The letter explained: “It is the way that owners are permitted to sell pubs at hugely inflated freehold values – in other words pricing pub buyers out and making the loss of the pub inevitable; and the fact that an owner can ignore a bid as a pub, from a potential owner who wants to run it as a pub, to sell it at an inflated value for development.”
It also noted that pubs with big gardens “inevitably” have a higher value to developers than publicans. The group criticised the current system which sees a lot of protection responsibility put onto the shoulders of local councils, which are often beaten down by the prospect of expensive legal bills.
"Planning law isn’t strong or clear enough and in too many cases, councils don’t resist pub conversions when they face rich and greedy owners/developers going to appeal (something that is still denied to communities!), which then sees the Council hit with a legal bill they can scarcely afford," the letter said
“Councils also are deceived that pubs are ‘unviable’ simply because they are told they are by the very owners who are seeking to profit from the conversion or development.” The group added: “Developers are buying (profitable) pubs just to run and shut them down and redevelop them. There is little to stop them”.
They slammed the current system which “only creates a right to bid, not the right to buy, so even if when the community group raises the money, an owner can simply ignore it – and instead sell for more money or redevelop the pub”.
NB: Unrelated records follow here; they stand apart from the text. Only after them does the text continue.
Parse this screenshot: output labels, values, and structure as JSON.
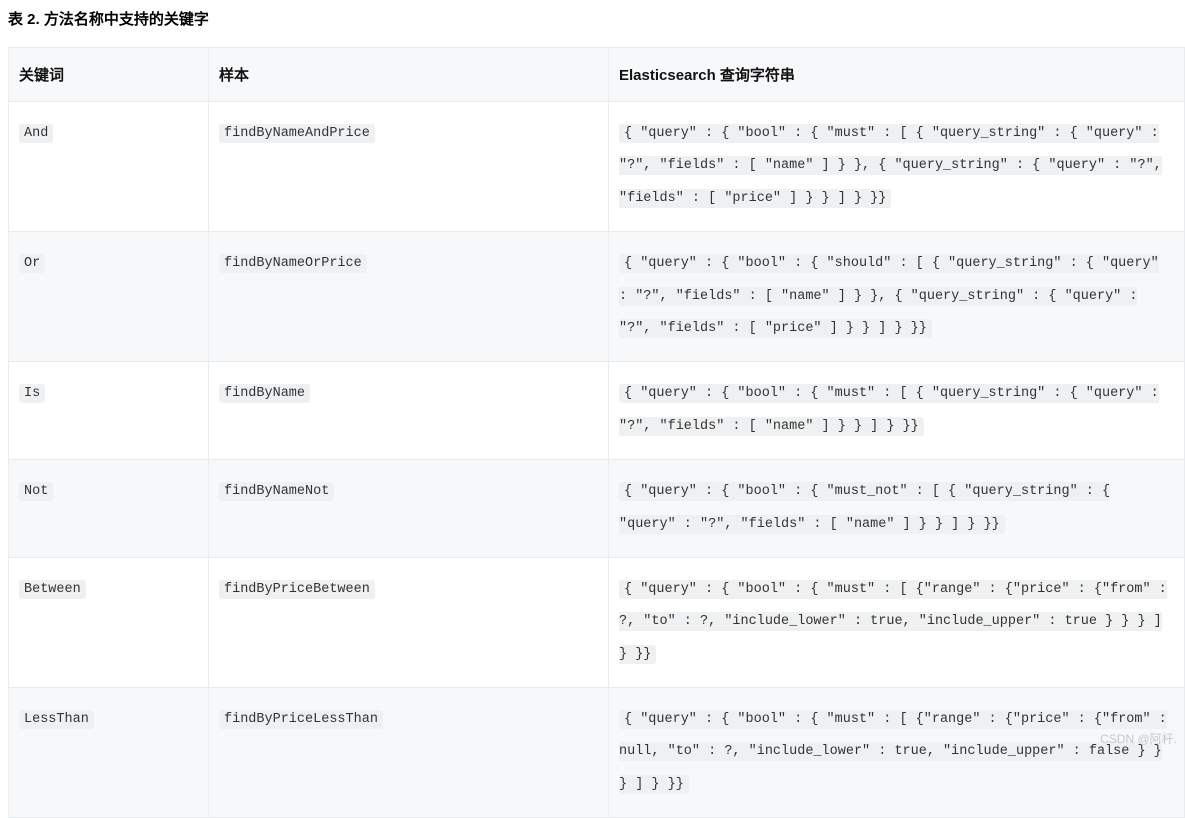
{
  "title": "表 2. 方法名称中支持的关键字",
  "headers": {
    "col1": "关键词",
    "col2": "样本",
    "col3": "Elasticsearch 查询字符串"
  },
  "rows": [
    {
      "keyword": "And",
      "sample": "findByNameAndPrice",
      "query": "{ \"query\" : { \"bool\" : { \"must\" : [ { \"query_string\" : { \"query\" : \"?\", \"fields\" : [ \"name\" ] } }, { \"query_string\" : { \"query\" : \"?\", \"fields\" : [ \"price\" ] } } ] } }}"
    },
    {
      "keyword": "Or",
      "sample": "findByNameOrPrice",
      "query": "{ \"query\" : { \"bool\" : { \"should\" : [ { \"query_string\" : { \"query\" : \"?\", \"fields\" : [ \"name\" ] } }, { \"query_string\" : { \"query\" : \"?\", \"fields\" : [ \"price\" ] } } ] } }}"
    },
    {
      "keyword": "Is",
      "sample": "findByName",
      "query": "{ \"query\" : { \"bool\" : { \"must\" : [ { \"query_string\" : { \"query\" : \"?\", \"fields\" : [ \"name\" ] } } ] } }}"
    },
    {
      "keyword": "Not",
      "sample": "findByNameNot",
      "query": "{ \"query\" : { \"bool\" : { \"must_not\" : [ { \"query_string\" : { \"query\" : \"?\", \"fields\" : [ \"name\" ] } } ] } }}"
    },
    {
      "keyword": "Between",
      "sample": "findByPriceBetween",
      "query": "{ \"query\" : { \"bool\" : { \"must\" : [ {\"range\" : {\"price\" : {\"from\" : ?, \"to\" : ?, \"include_lower\" : true, \"include_upper\" : true } } } ] } }}"
    },
    {
      "keyword": "LessThan",
      "sample": "findByPriceLessThan",
      "query": "{ \"query\" : { \"bool\" : { \"must\" : [ {\"range\" : {\"price\" : {\"from\" : null, \"to\" : ?, \"include_lower\" : true, \"include_upper\" : false } } } ] } }}"
    }
  ],
  "watermark": "CSDN @阿杆."
}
Greg added to the Daily Star: "One of the things that exposes the absurdity of the current situation is that as we lose of historic pubs to corporate greed and council indifference, there are micropubs and bars opening in shops, showing that there is still a strong demand for pubs, yet we are losing so many historic ones unnecessarily, pubs that can and would be successful under the right ownership.
"One of the worst times for pubs closures is January/February so the pub-killing vultures will no doubt be circling and seeking to profit from destroying more of our historic pubs in the new year and it is high time that Government did something meaningful about it.